Update: We haven't seen this error yet.

@awight, do you mean that you can't reproduce this? I still run into an error if I try to to import "Image002.gif" mentioned above. On Grafana this shows up as "duplicateFiles" error. On July 28th, when another user reported this on wiki and when I created this ticket, I see 12 errors of this type recorded.

awight raised the priority of this task from Lowest to Medium.Sep 11 2019, 1:44 PM

Update: We haven't seen this error yet.

@awight, do you mean that you can't reproduce this? I still run into an error if I try to to import "Image002.gif" mentioned above. On Grafana this shows up as "duplicateFiles" error. On July 28th, when another user reported this on wiki and when I created this ticket, I see 12 errors of this type recorded.

I somehow confused this task with T185734. Reverting my changes; thank you for noticing!

Pikne updated the task description. (Show Details)May 23 2020, 7:27 PM
Lena_WMDE set the point value for this task to 5.
Lena_WMDE added a subscriber: Lena_WMDE.
  • It should be possible to upload files with duplicates in the older revisions
  • It should not be possible to upload files where the latest revision is a duplicate
  • It should be possible to upload files with duplicates in the older revisions
  • It should not be possible to upload files where the latest revision is a duplicate

Isn't this already the current implementation, see https://phabricator.wikimedia.org/diffusion/EFLI/browse/master/src/Services/ImportPlanValidator.php$280-282?
@thiemowmde @awight

Change 602677 had a related patch set uploaded (by Thiemo Kreuz (WMDE); owner: Thiemo Kreuz (WMDE)):
[mediawiki/extensions/FileImporter@master] Fix incomplete "latest file revision" calculation

https://gerrit.wikimedia.org/r/602677

Indeed.

I started digging into the code and could reproduce the issue locally. Import https://et.wikipedia.org/wiki/Fail:Image002.gif first. Then try to import https://commons.wikimedia.org/wiki/File:Maks.gif. That's blocked.
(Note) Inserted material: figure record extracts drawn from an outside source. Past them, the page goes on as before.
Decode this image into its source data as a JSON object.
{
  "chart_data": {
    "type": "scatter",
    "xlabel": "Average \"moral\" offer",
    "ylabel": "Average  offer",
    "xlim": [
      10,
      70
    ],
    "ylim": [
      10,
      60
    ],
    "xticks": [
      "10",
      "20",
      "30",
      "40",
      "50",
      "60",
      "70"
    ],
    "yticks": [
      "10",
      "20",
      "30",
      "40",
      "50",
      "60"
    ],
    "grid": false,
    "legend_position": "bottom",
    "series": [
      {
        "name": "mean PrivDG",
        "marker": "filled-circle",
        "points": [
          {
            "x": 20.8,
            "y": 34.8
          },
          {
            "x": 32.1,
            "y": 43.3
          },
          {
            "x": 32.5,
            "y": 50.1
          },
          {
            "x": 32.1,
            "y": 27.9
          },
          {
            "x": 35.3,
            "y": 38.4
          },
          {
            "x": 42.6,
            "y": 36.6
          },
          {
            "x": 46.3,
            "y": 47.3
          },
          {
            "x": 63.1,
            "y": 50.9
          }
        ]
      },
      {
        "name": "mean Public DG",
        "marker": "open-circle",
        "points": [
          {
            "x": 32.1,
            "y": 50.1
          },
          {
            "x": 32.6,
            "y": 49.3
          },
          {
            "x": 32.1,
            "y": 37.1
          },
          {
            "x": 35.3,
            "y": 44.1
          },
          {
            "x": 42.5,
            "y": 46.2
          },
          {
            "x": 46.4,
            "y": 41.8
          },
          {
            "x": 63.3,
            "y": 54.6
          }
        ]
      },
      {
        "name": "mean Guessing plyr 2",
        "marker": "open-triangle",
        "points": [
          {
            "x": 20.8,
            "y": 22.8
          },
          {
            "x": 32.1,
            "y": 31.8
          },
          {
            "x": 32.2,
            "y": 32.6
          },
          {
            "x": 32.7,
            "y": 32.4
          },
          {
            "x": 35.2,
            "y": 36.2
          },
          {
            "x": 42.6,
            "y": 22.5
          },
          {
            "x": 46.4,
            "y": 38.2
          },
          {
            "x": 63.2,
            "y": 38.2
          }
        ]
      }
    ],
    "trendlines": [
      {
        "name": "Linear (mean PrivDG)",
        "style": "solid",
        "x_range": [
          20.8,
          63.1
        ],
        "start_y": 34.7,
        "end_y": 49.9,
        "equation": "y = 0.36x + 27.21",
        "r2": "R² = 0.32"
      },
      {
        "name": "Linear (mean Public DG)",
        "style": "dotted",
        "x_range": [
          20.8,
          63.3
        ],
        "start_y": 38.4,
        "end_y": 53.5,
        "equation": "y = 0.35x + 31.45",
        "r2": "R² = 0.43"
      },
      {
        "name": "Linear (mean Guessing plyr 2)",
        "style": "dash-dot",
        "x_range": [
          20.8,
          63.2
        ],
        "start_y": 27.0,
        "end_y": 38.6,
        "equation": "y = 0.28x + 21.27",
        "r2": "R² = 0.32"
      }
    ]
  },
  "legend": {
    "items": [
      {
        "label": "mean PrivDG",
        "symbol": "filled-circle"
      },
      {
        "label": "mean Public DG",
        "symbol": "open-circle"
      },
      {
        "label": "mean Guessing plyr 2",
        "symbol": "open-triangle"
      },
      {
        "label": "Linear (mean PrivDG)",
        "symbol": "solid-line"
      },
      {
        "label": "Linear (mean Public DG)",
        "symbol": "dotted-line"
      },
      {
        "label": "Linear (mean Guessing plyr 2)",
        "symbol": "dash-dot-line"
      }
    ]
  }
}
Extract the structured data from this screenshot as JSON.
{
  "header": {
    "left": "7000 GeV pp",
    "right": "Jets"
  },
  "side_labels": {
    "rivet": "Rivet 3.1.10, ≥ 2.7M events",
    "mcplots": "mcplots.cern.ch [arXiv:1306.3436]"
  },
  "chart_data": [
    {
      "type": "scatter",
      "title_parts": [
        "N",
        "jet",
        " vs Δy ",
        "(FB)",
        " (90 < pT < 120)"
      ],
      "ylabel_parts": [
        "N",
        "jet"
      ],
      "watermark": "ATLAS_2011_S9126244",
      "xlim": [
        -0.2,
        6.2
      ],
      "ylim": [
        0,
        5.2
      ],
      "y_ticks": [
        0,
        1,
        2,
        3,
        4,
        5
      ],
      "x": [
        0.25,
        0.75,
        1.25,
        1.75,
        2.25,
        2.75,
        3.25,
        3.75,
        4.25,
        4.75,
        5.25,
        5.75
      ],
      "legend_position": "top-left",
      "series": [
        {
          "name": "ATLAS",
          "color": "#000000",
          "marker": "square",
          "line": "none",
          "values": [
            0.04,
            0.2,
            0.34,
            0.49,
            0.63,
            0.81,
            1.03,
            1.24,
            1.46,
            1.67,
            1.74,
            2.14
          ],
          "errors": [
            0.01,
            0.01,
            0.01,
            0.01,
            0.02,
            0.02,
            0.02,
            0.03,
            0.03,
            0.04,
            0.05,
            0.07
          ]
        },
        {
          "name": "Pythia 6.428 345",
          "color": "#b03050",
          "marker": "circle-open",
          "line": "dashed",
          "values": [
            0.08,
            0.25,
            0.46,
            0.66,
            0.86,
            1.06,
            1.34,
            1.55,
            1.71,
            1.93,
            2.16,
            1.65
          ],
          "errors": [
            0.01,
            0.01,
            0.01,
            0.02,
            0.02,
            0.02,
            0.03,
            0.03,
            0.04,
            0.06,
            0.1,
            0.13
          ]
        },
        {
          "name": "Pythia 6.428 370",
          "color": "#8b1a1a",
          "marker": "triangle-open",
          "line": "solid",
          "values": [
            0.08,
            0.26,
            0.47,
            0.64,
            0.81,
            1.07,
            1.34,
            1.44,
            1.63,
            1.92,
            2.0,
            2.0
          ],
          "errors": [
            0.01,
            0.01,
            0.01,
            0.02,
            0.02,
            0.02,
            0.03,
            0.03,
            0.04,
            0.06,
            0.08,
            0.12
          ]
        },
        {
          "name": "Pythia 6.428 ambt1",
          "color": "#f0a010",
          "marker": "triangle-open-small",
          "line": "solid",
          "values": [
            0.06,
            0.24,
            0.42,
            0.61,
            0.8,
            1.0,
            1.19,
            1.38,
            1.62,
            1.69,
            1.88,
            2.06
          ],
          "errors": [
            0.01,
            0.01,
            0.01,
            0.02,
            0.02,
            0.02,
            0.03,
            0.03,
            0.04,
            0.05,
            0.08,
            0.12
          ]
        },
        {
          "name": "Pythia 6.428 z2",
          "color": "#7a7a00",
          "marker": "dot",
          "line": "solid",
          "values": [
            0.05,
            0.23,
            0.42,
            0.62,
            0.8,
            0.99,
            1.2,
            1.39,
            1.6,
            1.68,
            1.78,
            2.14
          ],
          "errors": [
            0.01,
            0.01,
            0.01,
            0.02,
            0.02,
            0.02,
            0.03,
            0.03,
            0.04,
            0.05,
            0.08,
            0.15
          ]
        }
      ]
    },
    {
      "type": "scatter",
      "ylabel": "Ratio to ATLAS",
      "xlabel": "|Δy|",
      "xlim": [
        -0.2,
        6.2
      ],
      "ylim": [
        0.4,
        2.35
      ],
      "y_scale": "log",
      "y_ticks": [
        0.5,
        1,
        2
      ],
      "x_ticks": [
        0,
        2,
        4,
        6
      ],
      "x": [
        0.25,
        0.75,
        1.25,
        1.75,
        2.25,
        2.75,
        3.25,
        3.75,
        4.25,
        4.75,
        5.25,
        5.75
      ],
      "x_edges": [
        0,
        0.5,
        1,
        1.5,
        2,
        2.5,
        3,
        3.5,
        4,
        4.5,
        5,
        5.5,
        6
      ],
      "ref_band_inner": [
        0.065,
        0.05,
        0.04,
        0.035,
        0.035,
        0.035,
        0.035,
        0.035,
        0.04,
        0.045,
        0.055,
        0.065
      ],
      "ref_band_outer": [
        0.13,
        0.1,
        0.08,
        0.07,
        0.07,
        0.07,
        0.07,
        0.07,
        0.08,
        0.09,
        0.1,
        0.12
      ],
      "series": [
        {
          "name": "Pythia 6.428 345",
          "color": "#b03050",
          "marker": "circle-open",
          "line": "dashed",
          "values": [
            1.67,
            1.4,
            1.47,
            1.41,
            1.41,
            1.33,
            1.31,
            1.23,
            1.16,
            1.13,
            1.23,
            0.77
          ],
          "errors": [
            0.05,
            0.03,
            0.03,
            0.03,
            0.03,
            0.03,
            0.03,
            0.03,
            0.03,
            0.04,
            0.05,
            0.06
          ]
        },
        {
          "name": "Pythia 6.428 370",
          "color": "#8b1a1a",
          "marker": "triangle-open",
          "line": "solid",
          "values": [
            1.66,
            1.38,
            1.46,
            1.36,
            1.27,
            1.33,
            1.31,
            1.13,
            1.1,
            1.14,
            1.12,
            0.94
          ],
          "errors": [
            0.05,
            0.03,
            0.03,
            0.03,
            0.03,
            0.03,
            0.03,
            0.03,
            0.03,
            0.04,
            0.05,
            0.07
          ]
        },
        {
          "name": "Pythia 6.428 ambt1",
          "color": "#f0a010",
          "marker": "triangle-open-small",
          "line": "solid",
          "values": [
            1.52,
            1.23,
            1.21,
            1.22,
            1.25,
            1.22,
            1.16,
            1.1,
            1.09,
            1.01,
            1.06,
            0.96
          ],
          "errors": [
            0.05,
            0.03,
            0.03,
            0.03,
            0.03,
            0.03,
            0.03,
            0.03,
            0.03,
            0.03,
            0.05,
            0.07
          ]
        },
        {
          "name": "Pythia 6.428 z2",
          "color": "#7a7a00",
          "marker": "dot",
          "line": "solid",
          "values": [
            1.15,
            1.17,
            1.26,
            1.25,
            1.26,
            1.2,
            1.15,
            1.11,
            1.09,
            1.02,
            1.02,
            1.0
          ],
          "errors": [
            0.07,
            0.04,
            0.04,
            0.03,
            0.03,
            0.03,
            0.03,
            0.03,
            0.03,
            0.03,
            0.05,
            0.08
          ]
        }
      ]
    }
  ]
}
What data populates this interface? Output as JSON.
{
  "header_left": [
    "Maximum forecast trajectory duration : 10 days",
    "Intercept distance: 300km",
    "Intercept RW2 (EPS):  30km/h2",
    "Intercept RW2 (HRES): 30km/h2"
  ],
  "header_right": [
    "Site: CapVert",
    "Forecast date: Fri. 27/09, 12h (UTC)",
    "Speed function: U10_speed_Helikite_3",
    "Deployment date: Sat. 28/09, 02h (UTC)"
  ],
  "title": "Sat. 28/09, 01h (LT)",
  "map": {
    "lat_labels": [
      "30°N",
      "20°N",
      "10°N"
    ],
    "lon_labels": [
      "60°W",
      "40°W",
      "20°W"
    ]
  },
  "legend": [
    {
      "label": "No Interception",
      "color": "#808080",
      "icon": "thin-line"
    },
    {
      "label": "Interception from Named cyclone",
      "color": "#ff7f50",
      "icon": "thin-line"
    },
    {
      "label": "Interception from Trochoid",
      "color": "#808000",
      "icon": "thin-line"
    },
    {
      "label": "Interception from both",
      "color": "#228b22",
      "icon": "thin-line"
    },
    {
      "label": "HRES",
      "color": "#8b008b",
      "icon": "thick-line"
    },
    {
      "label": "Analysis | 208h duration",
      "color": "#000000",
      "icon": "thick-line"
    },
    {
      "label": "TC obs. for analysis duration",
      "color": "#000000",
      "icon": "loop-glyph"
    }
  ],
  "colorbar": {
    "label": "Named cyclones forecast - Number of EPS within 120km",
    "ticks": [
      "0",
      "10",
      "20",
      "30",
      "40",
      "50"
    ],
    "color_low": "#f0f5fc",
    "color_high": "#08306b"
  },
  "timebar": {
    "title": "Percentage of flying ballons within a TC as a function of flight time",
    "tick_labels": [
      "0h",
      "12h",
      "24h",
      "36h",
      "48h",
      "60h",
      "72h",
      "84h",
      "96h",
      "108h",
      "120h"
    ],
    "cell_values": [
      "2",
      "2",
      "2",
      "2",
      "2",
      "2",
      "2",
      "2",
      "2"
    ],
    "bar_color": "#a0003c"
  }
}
Look at the history of https://et.wikipedia.org/wiki/Fail:Image002.gif. The file revision with the latest timestamp is not the 1st, but the 2nd in the history. That's because the 1st is a revert. Unfortunately our code was exclusively looking at the timestamp to find the latest revision. I uploaded a patch to fix this.

Change 603396 had a related patch set uploaded (by Thiemo Kreuz (WMDE); owner: Thiemo Kreuz (WMDE)):
[mediawiki/extensions/FileImporter@master] Add missing test cases for revisions marked with "archivename"

https://gerrit.wikimedia.org/r/603396

Change 602677 merged by jenkins-bot:
[mediawiki/extensions/FileImporter@master] Fix incomplete "latest file revision" calculation

https://gerrit.wikimedia.org/r/602677

Change 603396 merged by jenkins-bot:
[mediawiki/extensions/FileImporter@master] Add missing test cases for revisions marked with "archivename"

https://gerrit.wikimedia.org/r/603396

WMDE-Fisch closed this task as Resolved.Jun 9 2020, 11:53 AM
WMDE-Fisch claimed this task.
WMDE-Fisch moved this task from Demo to Done on the WMDE-QWERTY-Sprint-2020-05-27 board.